Designing an Inherently Safe H2 Infrastructure: Combining Analytical, Experimental, and Numerical Investigations to Optimize H2 Refuelling Stations Safety by Passive Mitigation

Natural ventilation is a well-known passive mitigation method to limit hydrogen build-up in confined spaces in case of accidental release [1-3]. In most cases, a basic design of H2 infrastructure is adopted and vents installed for natural ventilation are adjusted according to safety targets and constraints of the considered structure. With the growing H2 mobility market, the demand for H2 refueling infrastructure in our urban environment is on the rise. In order to meet both safety requirements and societal acceptance, the design of such infrastructure is becoming more important. In this study, a novel design concept is proposed for the hydrogen refueling station (HRS) by modifying physical structure while keeping safety consideration as the top priority of the concept. In this collaborative project between Air Liquide and the University of Delaware, an extensive evaluation was performed on new structures of the processing container and dispenser of HRS by integrating safety protocols via passive means.
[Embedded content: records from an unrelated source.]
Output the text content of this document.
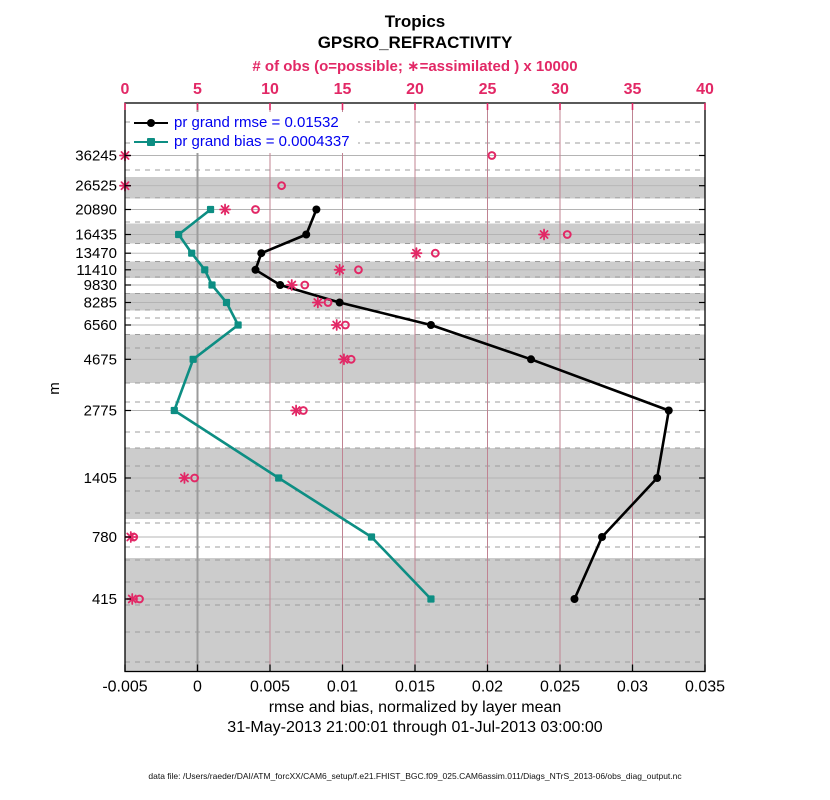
0	5	10	15	20	25	30	35	40
-0.005	0	0.005 0.01 0.015 0.02 0.025 0.03 0.035
36245
26525
20890
16435
13470
11410
9830
8285
6560
4675
2775
1405
780
415
Tropics
GPSRO_REFRACTIVITY
# of obs (o=possible; ∗=assimilated ) x 10000
pr grand rmse = 0.01532
pr grand bias = 0.0004337
m
rmse and bias, normalized by layer mean
31-May-2013 21:00:01 through 01-Jul-2013 03:00:00
data file: /Users/raeder/DAI/ATM_forcXX/CAM6_setup/f.e21.FHIST_BGC.f09_025.CAM6assim.011/Diags_NTrS_2013-06/obs_diag_output.nc
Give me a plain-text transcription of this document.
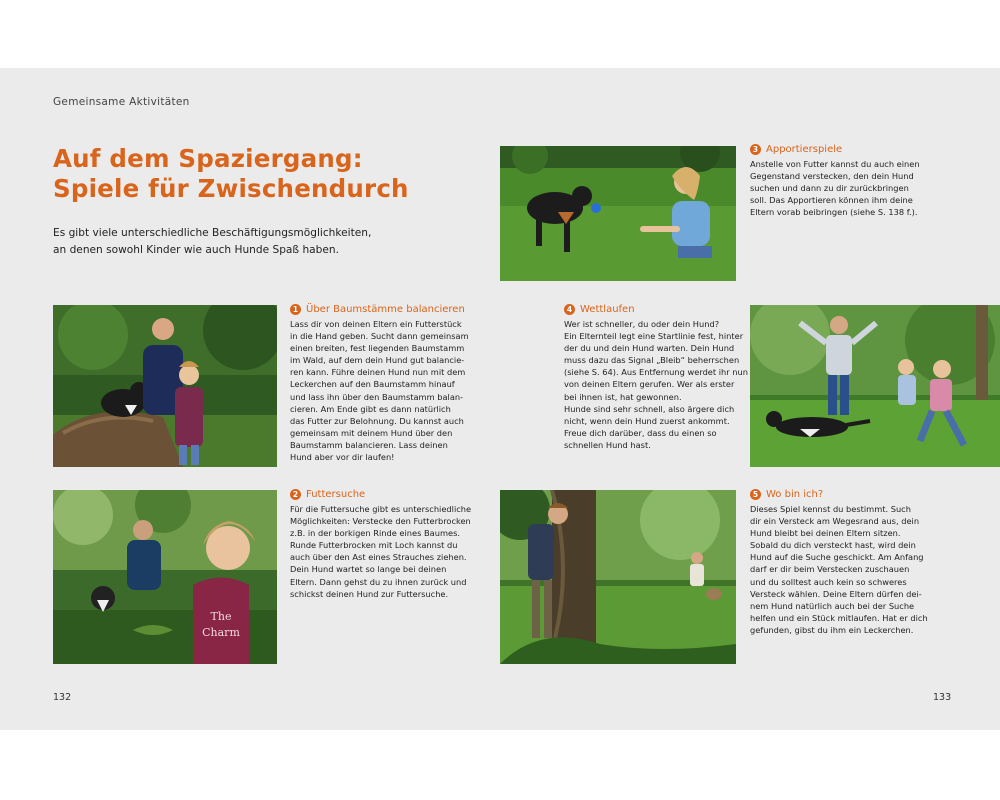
Gemeinsame Aktivitäten
Auf dem Spaziergang:
Spiele für Zwischendurch
Es gibt viele unterschiedliche Beschäftigungsmöglichkeiten,
an denen sowohl Kinder wie auch Hunde Spaß haben.
1 Über Baumstämme balancieren
Lass dir von deinen Eltern ein Futterstück
in die Hand geben. Sucht dann gemeinsam
einen breiten, fest liegenden Baumstamm
im Wald, auf dem dein Hund gut balancie-
ren kann. Führe deinen Hund nun mit dem
Leckerchen auf den Baumstamm hinauf
und lass ihn über den Baumstamm balan-
cieren. Am Ende gibt es dann natürlich
das Futter zur Belohnung. Du kannst auch
gemeinsam mit deinem Hund über den
Baumstamm balancieren. Lass deinen
Hund aber vor dir laufen!
The
Charm
2 Futtersuche
Für die Futtersuche gibt es unterschiedliche
Möglichkeiten: Verstecke den Futterbrocken
z.B. in der borkigen Rinde eines Baumes.
Runde Futterbrocken mit Loch kannst du
auch über den Ast eines Strauches ziehen.
Dein Hund wartet so lange bei deinen
Eltern. Dann gehst du zu ihnen zurück und
schickst deinen Hund zur Futtersuche.
132
3 Apportierspiele
Anstelle von Futter kannst du auch einen
Gegenstand verstecken, den dein Hund
suchen und dann zu dir zurückbringen
soll. Das Apportieren können ihm deine
Eltern vorab beibringen (siehe S. 138 f.).
4 Wettlaufen
Wer ist schneller, du oder dein Hund?
Ein Elternteil legt eine Startlinie fest, hinter
der du und dein Hund warten. Dein Hund
muss dazu das Signal „Bleib“ beherrschen
(siehe S. 64). Aus Entfernung werdet ihr nun
von deinen Eltern gerufen. Wer als erster
bei ihnen ist, hat gewonnen.
Hunde sind sehr schnell, also ärgere dich
nicht, wenn dein Hund zuerst ankommt.
Freue dich darüber, dass du einen so
schnellen Hund hast.
5 Wo bin ich?
Dieses Spiel kennst du bestimmt. Such
dir ein Versteck am Wegesrand aus, dein
Hund bleibt bei deinen Eltern sitzen.
Sobald du dich versteckt hast, wird dein
Hund auf die Suche geschickt. Am Anfang
darf er dir beim Verstecken zuschauen
und du solltest auch kein so schweres
Versteck wählen. Deine Eltern dürfen dei-
nem Hund natürlich auch bei der Suche
helfen und ein Stück mitlaufen. Hat er dich
gefunden, gibst du ihm ein Leckerchen.
133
Through a SWOT analysis combined with the most relevant approaches including analytical engineering models, numerical simulations [4], and dedicated experimental trials an optimized design was obtained and its safety enhancement was fully evaluated. A small-scale processing container and an almost full-scale dispenser were built and tested to validate the design concepts by simulating accidental H2 release scenarios, and assessing the associated consequences in terms of accumulation and potential flammable volumes formation. A conical dispenser and a V-shaped roof-top processing container, which were easy to build and implement, were designed and tested for this proof-of-concept study. This unique methodology, from conception, fundamental analysis, investigation and validation through experimental design, execution, and evaluation, is fully described in this study.